[ Paper reading notes ] Community-oriented attributed network embedding
The structure of this paper
- solve the problem
- Main contributions
- Algorithm principle
- reference
(1) solve the problem
Most of the existing methods only retain the local structure of nodes in the process of network representation , Ignore their community information and rich attribute information .
(2) Main contributions
Contribution 1: A novel representation method of attribute network is proposed (COANE), Introduce topic model LDA Generate node community information , Guide random walk to capture community information in the network .
Contribution 2: A community oriented random walk strategy is designed —— The edge of the community is introduced to adaptively control the range of random walk , this It solves the problem that the random walk method can't sample the effective walk sequence in dense network .
(3) Algorithm principle
Firstly, it briefly introduces the algorithm used to generate node community information LDA Model ( Please refer to other materials or the original paper for details ).LDA It's an iterative algorithm , Gibbs sampling is used to estimate the following two probability distributions in the form of statistical frequency ( The number of communities needs to be given in advance ).
- Given the community c, Where nodes v In the community c The probability of
- Given a sequence of nodes s, Choose a node from which to belong to the community c Probability )
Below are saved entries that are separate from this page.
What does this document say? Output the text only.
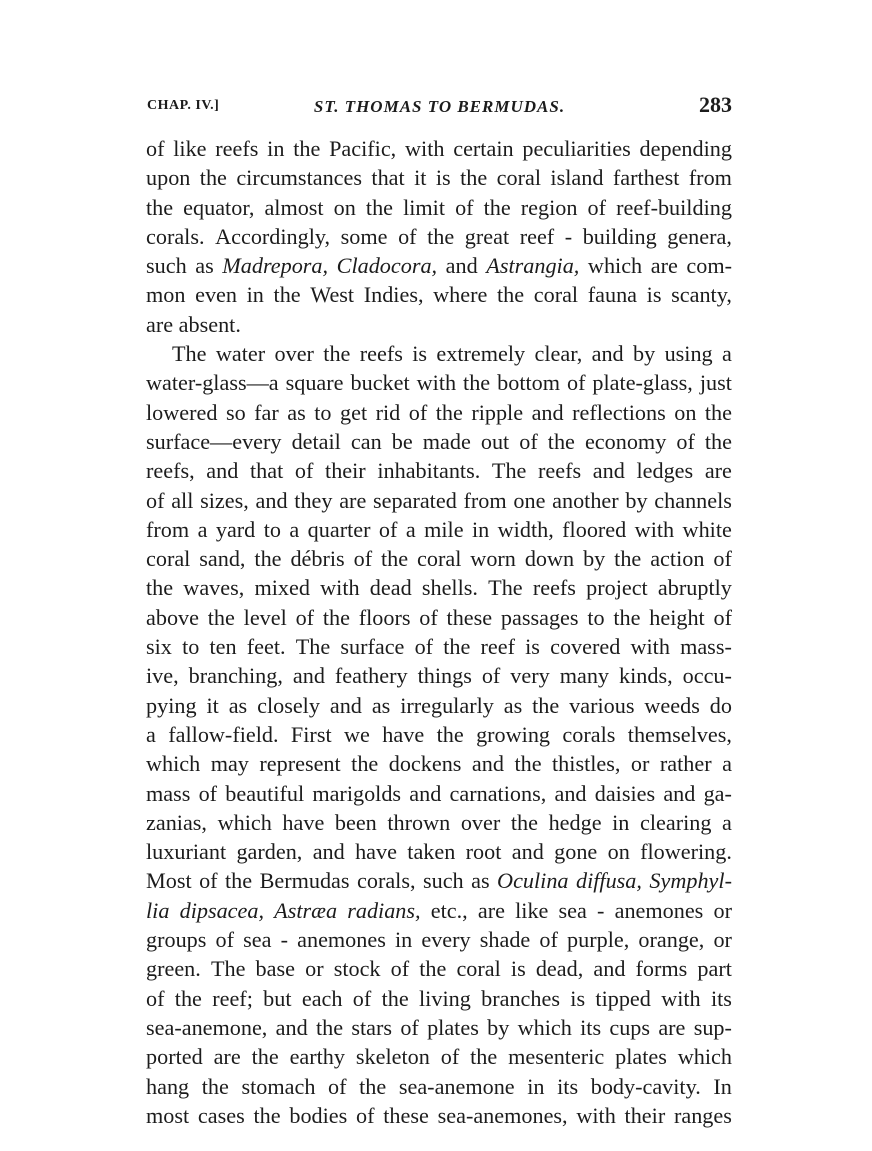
CHAP. IV.]	ST. THOMAS TO BERMUDAS.	283
of like reefs in the Pacific, with certain peculiarities depending
upon the circumstances that it is the coral island farthest from
the equator, almost on the limit of the region of reef-building
corals. Accordingly, some of the great reef - building genera,
such as Madrepora, Cladocora, and Astrangia, which are com-
mon even in the West Indies, where the coral fauna is scanty,
are
absent.
The water over the reefs is extremely clear, and by using a
water-glass—a square bucket with the bottom of plate-glass, just
lowered so far as to get rid of the ripple and reflections on the
surface—every detail can be made out of the economy of the
reefs, and that of their inhabitants. The reefs and ledges are
of all sizes, and they are separated from one another by channels
from a yard to a quarter of a mile in width, floored with white
coral sand, the débris of the coral worn down by the action of
the waves, mixed with dead shells. The reefs project abruptly
above the level of the floors of these passages to the height of
six to ten feet. The surface of the reef is covered with mass-
ive, branching, and feathery things of very many kinds, occu-
pying it as closely and as irregularly as the various weeds do
a fallow-field. First we have the growing corals themselves,
which may represent the dockens and the thistles, or rather a
mass of beautiful marigolds and carnations, and daisies and ga-
zanias, which have been thrown over the hedge in clearing a
luxuriant garden, and have taken root and gone on flowering.
Most of the Bermudas corals, such as Oculina diffusa, Symphyl-
lia dipsacea, Astræa radians, etc., are like sea - anemones or
groups of sea - anemones in every shade of purple, orange, or
green. The base or stock of the coral is dead, and forms part
of the reef; but each of the living branches is tipped with its
sea-anemone, and the stars of plates by which its cups are sup-
ported are the earthy skeleton of the mesenteric plates which
hang the stomach of the sea-anemone in its body-cavity. In
most cases the bodies of these sea-anemones, with their ranges
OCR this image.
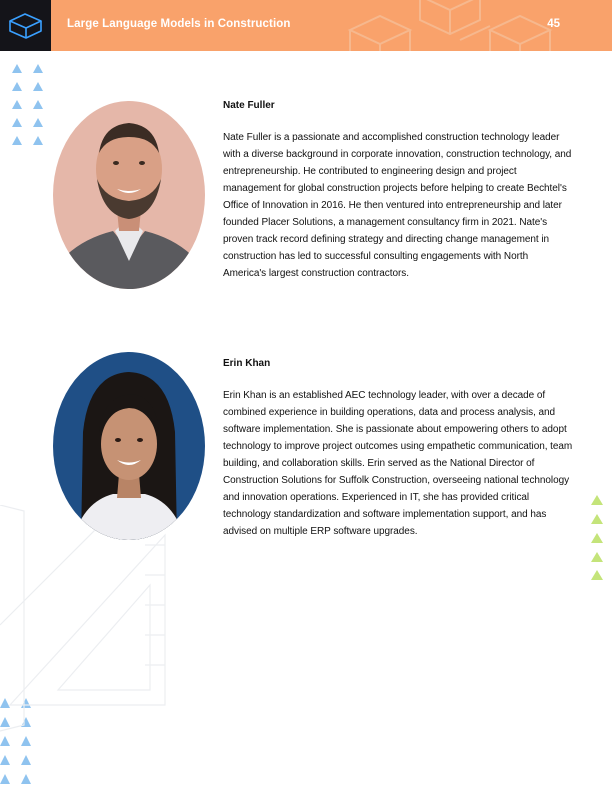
Large Language Models in Construction	45

Nate Fuller

Nate Fuller is a passionate and accomplished construction technology leader with a diverse background in corporate innovation, construction technology, and entrepreneurship. He contributed to engineering design and project management for global construction projects before helping to create Bechtel's Office of Innovation in 2016. He then ventured into entrepreneurship and later founded Placer Solutions, a management consultancy firm in 2021. Nate's proven track record defining strategy and directing change management in construction has led to successful consulting engagements with North America's largest construction contractors.

Erin Khan

Erin Khan is an established AEC technology leader, with over a decade of combined experience in building operations, data and process analysis, and software implementation. She is passionate about empowering others to adopt technology to improve project outcomes using empathetic communication, team building, and collaboration skills. Erin served as the National Director of Construction Solutions for Suffolk Construction, overseeing national technology and innovation operations. Experienced in IT, she has provided critical technology standardization and software implementation support, and has advised on multiple ERP software upgrades.
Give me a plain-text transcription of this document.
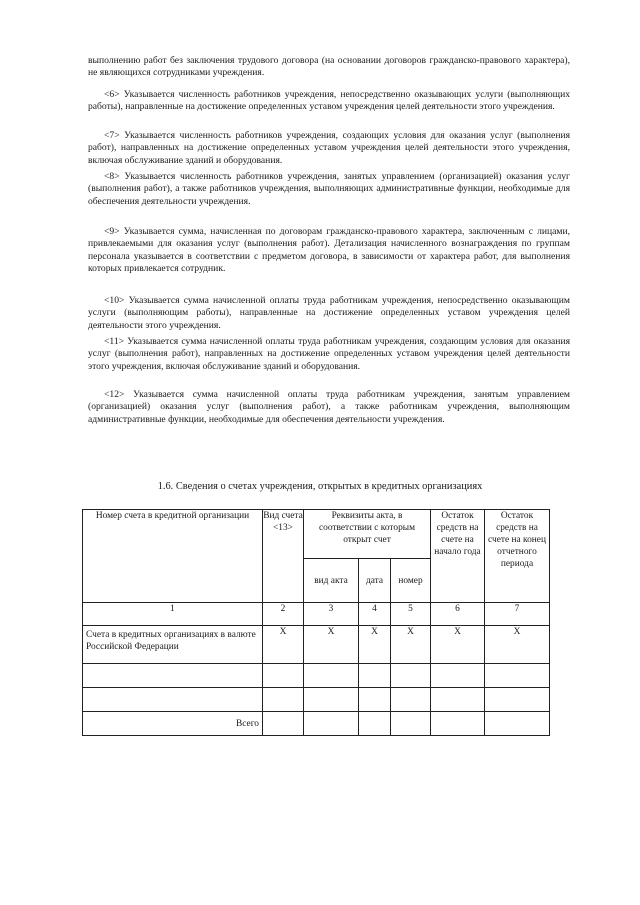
выполнению работ без заключения трудового договора (на основании договоров гражданско-правового характера), не являющихся сотрудниками учреждения.

<6> Указывается численность работников учреждения, непосредственно оказывающих услуги (выполняющих работы), направленные на достижение определенных уставом учреждения целей деятельности этого учреждения.

<7> Указывается численность работников учреждения, создающих условия для оказания услуг (выполнения работ), направленных на достижение определенных уставом учреждения целей деятельности этого учреждения, включая обслуживание зданий и оборудования.

<8> Указывается численность работников учреждения, занятых управлением (организацией) оказания услуг (выполнения работ), а также работников учреждения, выполняющих административные функции, необходимые для обеспечения деятельности учреждения.

<9> Указывается сумма, начисленная по договорам гражданско-правового характера, заключенным с лицами, привлекаемыми для оказания услуг (выполнения работ). Детализация начисленного вознаграждения по группам персонала указывается в соответствии с предметом договора, в зависимости от характера работ, для выполнения которых привлекается сотрудник.

<10> Указывается сумма начисленной оплаты труда работникам учреждения, непосредственно оказывающим услуги (выполняющим работы), направленные на достижение определенных уставом учреждения целей деятельности этого учреждения.

<11> Указывается сумма начисленной оплаты труда работникам учреждения, создающим условия для оказания услуг (выполнения работ), направленных на достижение определенных уставом учреждения целей деятельности этого учреждения, включая обслуживание зданий и оборудования.

<12> Указывается сумма начисленной оплаты труда работникам учреждения, занятым управлением (организацией) оказания услуг (выполнения работ), а также работникам учреждения, выполняющим административные функции, необходимые для обеспечения деятельности учреждения.

1.6. Сведения о счетах учреждения, открытых в кредитных организациях

Номер счета в кредитной организации	Вид счета <13>	Реквизиты акта, в соответствии с которым открыт счет			Остаток средств на счете на начало года	Остаток средств на счете на конец отчетного периода
		вид акта	дата	номер		
1	2	3	4	5	6	7
Счета в кредитных организациях в валюте Российской Федерации	X	X	X	X	X	X

Всего						
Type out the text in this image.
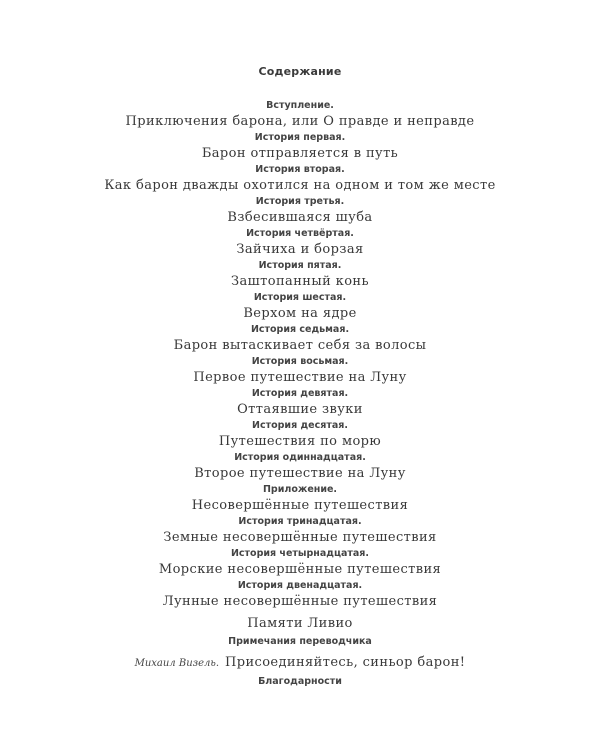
Содержание
Вступление.
Приключения барона, или О правде и неправде
История первая.
Барон отправляется в путь
История вторая.
Как барон дважды охотился на одном и том же месте
История третья.
Взбесившаяся шуба
История четвёртая.
Зайчиха и борзая
История пятая.
Заштопанный конь
История шестая.
Верхом на ядре
История седьмая.
Барон вытаскивает себя за волосы
История восьмая.
Первое путешествие на Луну
История девятая.
Оттаявшие звуки
История десятая.
Путешествия по морю
История одиннадцатая.
Второе путешествие на Луну
Приложение.
Несовершённые путешествия
История тринадцатая.
Земные несовершённые путешествия
История четырнадцатая.
Морские несовершённые путешествия
История двенадцатая.
Лунные несовершённые путешествия
Памяти Ливио
Примечания переводчика
Михаил Визель. Присоединяйтесь, синьор барон!
Благодарности
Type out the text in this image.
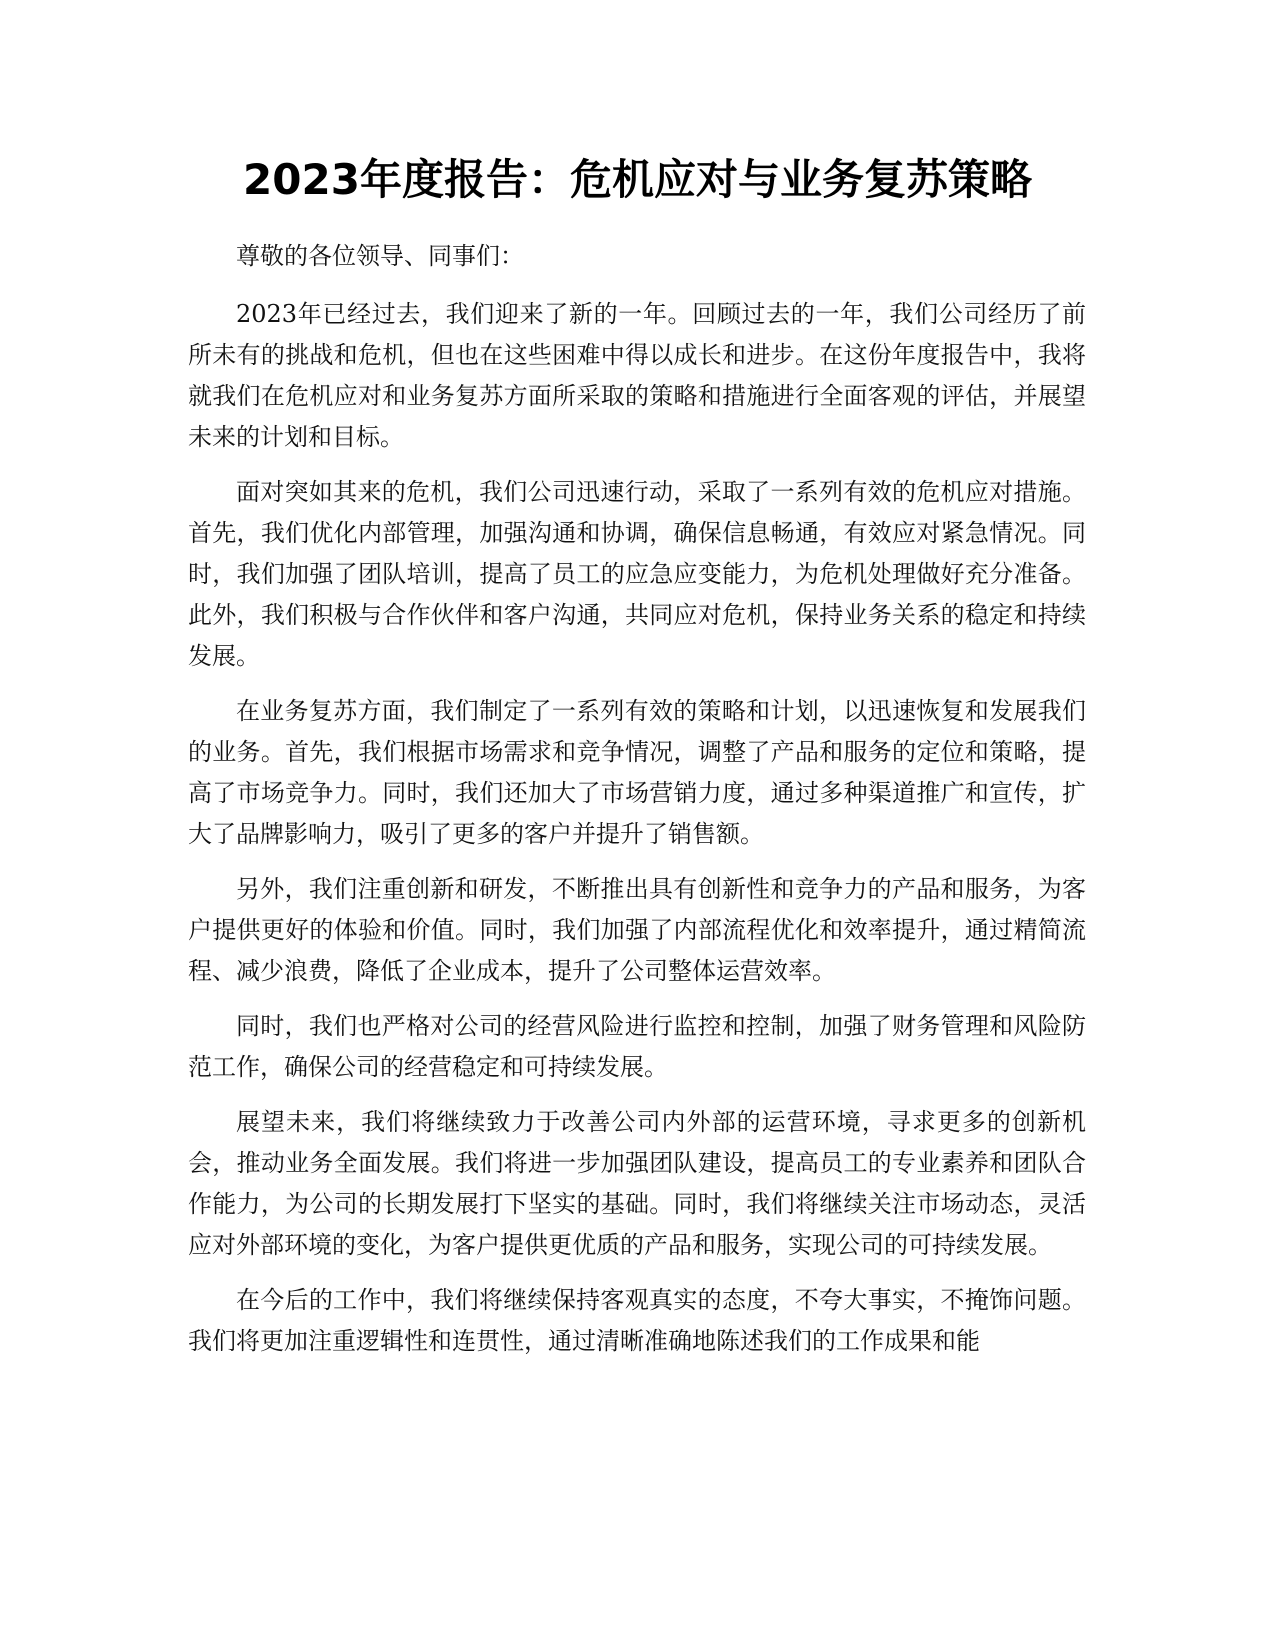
2023年度报告：危机应对与业务复苏策略

尊敬的各位领导、同事们：

2023年已经过去，我们迎来了新的一年。回顾过去的一年，我们公司经历了前所未有的挑战和危机，但也在这些困难中得以成长和进步。在这份年度报告中，我将就我们在危机应对和业务复苏方面所采取的策略和措施进行全面客观的评估，并展望未来的计划和目标。

面对突如其来的危机，我们公司迅速行动，采取了一系列有效的危机应对措施。首先，我们优化内部管理，加强沟通和协调，确保信息畅通，有效应对紧急情况。同时，我们加强了团队培训，提高了员工的应急应变能力，为危机处理做好充分准备。此外，我们积极与合作伙伴和客户沟通，共同应对危机，保持业务关系的稳定和持续发展。

在业务复苏方面，我们制定了一系列有效的策略和计划，以迅速恢复和发展我们的业务。首先，我们根据市场需求和竞争情况，调整了产品和服务的定位和策略，提高了市场竞争力。同时，我们还加大了市场营销力度，通过多种渠道推广和宣传，扩大了品牌影响力，吸引了更多的客户并提升了销售额。

另外，我们注重创新和研发，不断推出具有创新性和竞争力的产品和服务，为客户提供更好的体验和价值。同时，我们加强了内部流程优化和效率提升，通过精简流程、减少浪费，降低了企业成本，提升了公司整体运营效率。

同时，我们也严格对公司的经营风险进行监控和控制，加强了财务管理和风险防范工作，确保公司的经营稳定和可持续发展。

展望未来，我们将继续致力于改善公司内外部的运营环境，寻求更多的创新机会，推动业务全面发展。我们将进一步加强团队建设，提高员工的专业素养和团队合作能力，为公司的长期发展打下坚实的基础。同时，我们将继续关注市场动态，灵活应对外部环境的变化，为客户提供更优质的产品和服务，实现公司的可持续发展。

在今后的工作中，我们将继续保持客观真实的态度，不夸大事实，不掩饰问题。我们将更加注重逻辑性和连贯性，通过清晰准确地陈述我们的工作成果和能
It first gives the sequence s Every node in vi Randomly assign a community ci. Based on the sampling sequence , Every node is traversed , And its community is constantly updated based on the following probability , until LDA The model parameters converge .
COANE The algorithm includes the following three parts :
- Random walk based on edge generates node sequence .
- Based on the above sampling node sequence , Train two... With different parameters LDA Models are learned separately based on structure ( Short for LDA-S) And based on text properties ( Short for LDA-X) Community distribution of .
- adopt Skip-Gram Model to learn the vector representation of nodes .
Next we start from the algorithm pseudo code step by step analysis COANE Principle of algorithm .
COANE The pseudo code of the algorithm is shown in the figure below :
From the pseudo code above, I can see that the input of the algorithm is shown in the figure 、 Parameters of random walk 、 Number of communities (LDA Parameters of the topic model )、 The moment the edge appears Mm、 Edge expansion speed Ms. The output is the embedding matrix of the network .
So what is edge based random walk ? How to achieve it ? First , In the early days, we generated a sequence of nodes by random walk and input LDA-S Model update node ownership . After several iterations of node community ownership update , There will be margins between nodes belonging to different communities , As shown in the figure below . The gap between different communities is also becoming more and more obvious , That is, the membership degree of nodes to more likely communities will gradually increase , In the picture, the color is deepened .
You can find , After repeated training LDA The model can find the community structure more accurately . Therefore, based on LDA Estimated probability of community belonging , We can calculate the transition probability of two nodes in the random walk process as follows :
Mmax It's a by 0 It's going up to 1 Parameters of . When the maximum margin Mmax=0 When , Random walk based on margin is equivalent to traditional DeepWalk Random walk . With Mmax An increase in , The probability of node cross community access is reduced .Mmax It can be thought of as confidence in the division of communities , This confidence level is increasing , Because after constant training LDA The community structure discovered by the model is more and more obvious .
The above is random walk based on edge , The edge follows LDA The training level of the model is more and more obvious , The constraints of community on random walk are becoming stronger and stronger .
By pseudo code No 13,14 Line , Each random walk sequence is used to iteratively update two LDA Model .
Now? , The node sequence obtained by random walk based on edge is input into Skip-Gram model training , We can get node vector representation based on node topology and community structure . So how to fuse node attribute information ?
We mentioned a text attribute based model LDA Model (LDA The probability distribution model is the subject processing , Here we just need to sample the sequence of text ), Again , We do edge based random walks in the graph , Replace the node in the sequence with its corresponding text attribute , These texts are aggregated to produce a single document , Input to text-based LDA In the model ,. Final LDA The model can generate the topic probability distribution of the document , In this paper, the distribution is directly regarded as the representation vector of the text attributes of nodes , Finally, the fusion node topology can be obtained by merging it into the original structure based representation vector 、 The node representation of community information and attribute information .
The above is the whole content of the network representation learning algorithm .
(4) reference
Gao Y, Gong M, Xie Y, et al. Community-oriented attributed network embedding[J]. Knowledge-Based Systems, 2020, 193: 105418.